For this exercise, please try to reproduce the results from Study 1 of the associated paper (Joel, Teper, & MacDonald, 2014). The PDF of the paper is included in the same folder as this Rmd file.

Methods summary:

In study 1, 150 introductory psychology students were randomly assigned to a “real” or a “hypothetical” condition. In the real condition, participants believed that they would have a real opportunity to connect with potential romantic partners. In the hypothetical condition, participants simply imagined that they are on a date. All participants were required to select their favorite profile and answer whether they were willing to exchange contact information.


Target outcomes:

Below is the specific result you will attempt to reproduce (quoted directly from the results section of Study 1):

We next tested our primary hypothesis that participants would be more reluctant to reject the unattractive date when they believed the situation to be real rather than hypothetical. Only 10 of the 61 participants in the hypothetical condition chose to exchange contact information with the unattractive potential date (16%). In contrast, 26 of the 71 participants in the real condition chose to exchange contact information (37%). A chi-square test of independence indicated that participants were significantly less likely to reject the unattractive potential date in the real condition compared with the hypothetical condition, X^2(1, N = 132) = 6.77, p = .009.


Step 1: Load packages

library(tidyverse) # for data munging
library(knitr) # for kable table formating
library(haven) # import and export 'SPSS', 'Stata' and 'SAS' Files
library(readxl) # import excel files

# #optional packages:
# library(broom)
library(labelled)# converts SPSS's labelled to R's factor 

Step 2: Load data

# Just Study 1
d <- read_sav('data/Empathy Gap Study 1 data.sav')
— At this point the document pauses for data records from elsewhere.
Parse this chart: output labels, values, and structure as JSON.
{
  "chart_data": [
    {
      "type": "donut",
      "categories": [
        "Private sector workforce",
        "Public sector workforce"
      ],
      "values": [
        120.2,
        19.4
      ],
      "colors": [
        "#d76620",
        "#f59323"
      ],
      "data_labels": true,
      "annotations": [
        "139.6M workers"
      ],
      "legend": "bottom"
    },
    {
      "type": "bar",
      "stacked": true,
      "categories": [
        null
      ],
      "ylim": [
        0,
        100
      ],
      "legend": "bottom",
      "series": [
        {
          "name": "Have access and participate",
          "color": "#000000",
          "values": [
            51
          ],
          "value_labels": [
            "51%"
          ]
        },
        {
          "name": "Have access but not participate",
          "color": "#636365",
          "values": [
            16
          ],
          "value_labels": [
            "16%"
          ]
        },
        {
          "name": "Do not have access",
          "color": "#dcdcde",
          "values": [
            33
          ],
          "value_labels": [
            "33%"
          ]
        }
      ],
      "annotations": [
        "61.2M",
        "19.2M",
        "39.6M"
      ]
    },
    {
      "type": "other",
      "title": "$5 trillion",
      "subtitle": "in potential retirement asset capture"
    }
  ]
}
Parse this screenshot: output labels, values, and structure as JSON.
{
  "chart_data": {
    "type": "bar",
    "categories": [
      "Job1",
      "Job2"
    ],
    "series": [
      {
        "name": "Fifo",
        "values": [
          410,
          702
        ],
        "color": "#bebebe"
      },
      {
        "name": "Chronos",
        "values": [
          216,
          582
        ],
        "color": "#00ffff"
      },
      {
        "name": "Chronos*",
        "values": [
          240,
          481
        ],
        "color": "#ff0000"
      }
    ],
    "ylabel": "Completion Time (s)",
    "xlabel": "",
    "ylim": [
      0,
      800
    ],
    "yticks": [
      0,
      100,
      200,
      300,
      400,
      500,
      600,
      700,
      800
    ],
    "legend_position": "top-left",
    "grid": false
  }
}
Most of this is random stuff I don’t care about, want exchangeinfo & condition.

Step 3: Tidy data

d_tidy <- d %>% select(exchangeinfo, condition) %>% 
  mutate(exchange.num=exchangeinfo,
         cond.num=condition,
    exchangeinfo=ifelse(exchangeinfo==1, "yes","no"),
         condition=ifelse(condition==1, "real", "hypothetical"))

Step 4: Run analysis

Descriptive statistics

Only 10 of the 61 participants in the hypothetical condition chose to exchange contact information with the unattractive potential date (16%). In contrast, 26 of the 71 participants in the real condition chose to exchange contact information (37%).

# reproduce the above results here

d_summ <- d_tidy %>% group_by(condition, exchangeinfo) %>% tally() %>% ungroup()

kable(d_summ)
condition exchangeinfo n
hypothetical no 51
hypothetical yes 10
real no 45
real yes 26

The numbers check out.

Inferential statistics

A chi-square test of independence indicated that participants were significantly less likely to reject the unattractive potential date in the real condition compared with the hypothetical condition, X^2(1, N = 132) = 6.77, p = .009.

# reproduce the above results here
d_chi <- d_summ %>% pivot_wider(names_from=condition, values_from=n) %>% select(real,hypothetical)
chisq.test(d_chi, correct=F)
## 
##  Pearson's Chi-squared test
## 
## data:  d_chi
## X-squared = 6.7674, df = 1, p-value = 0.009284

Step 5: Reflection

Were you able to reproduce the results you attempted to reproduce? If not, what part(s) were you unable to reproduce?

Yes, all results reproduced.

How difficult was it to reproduce your results?

Not very, but given how simple the set up was, it should have been easier. Some of this was that I didn’t know how to do chi-squared, so had to look up how to set that up (and I tried both condition as columns and condition as rows before realizing that didn’t matter). When I got a different value, had to switch to not using the default yates correction.

What aspects made it difficult? What aspects made it easy?

The easy part was that the pipeline is very simple, I wasn’t having to reapply exclusions or rederive things. The hard part was finding the relevant columns without a data dictionary (mostly due to sheer number of columns), although they were well named at least.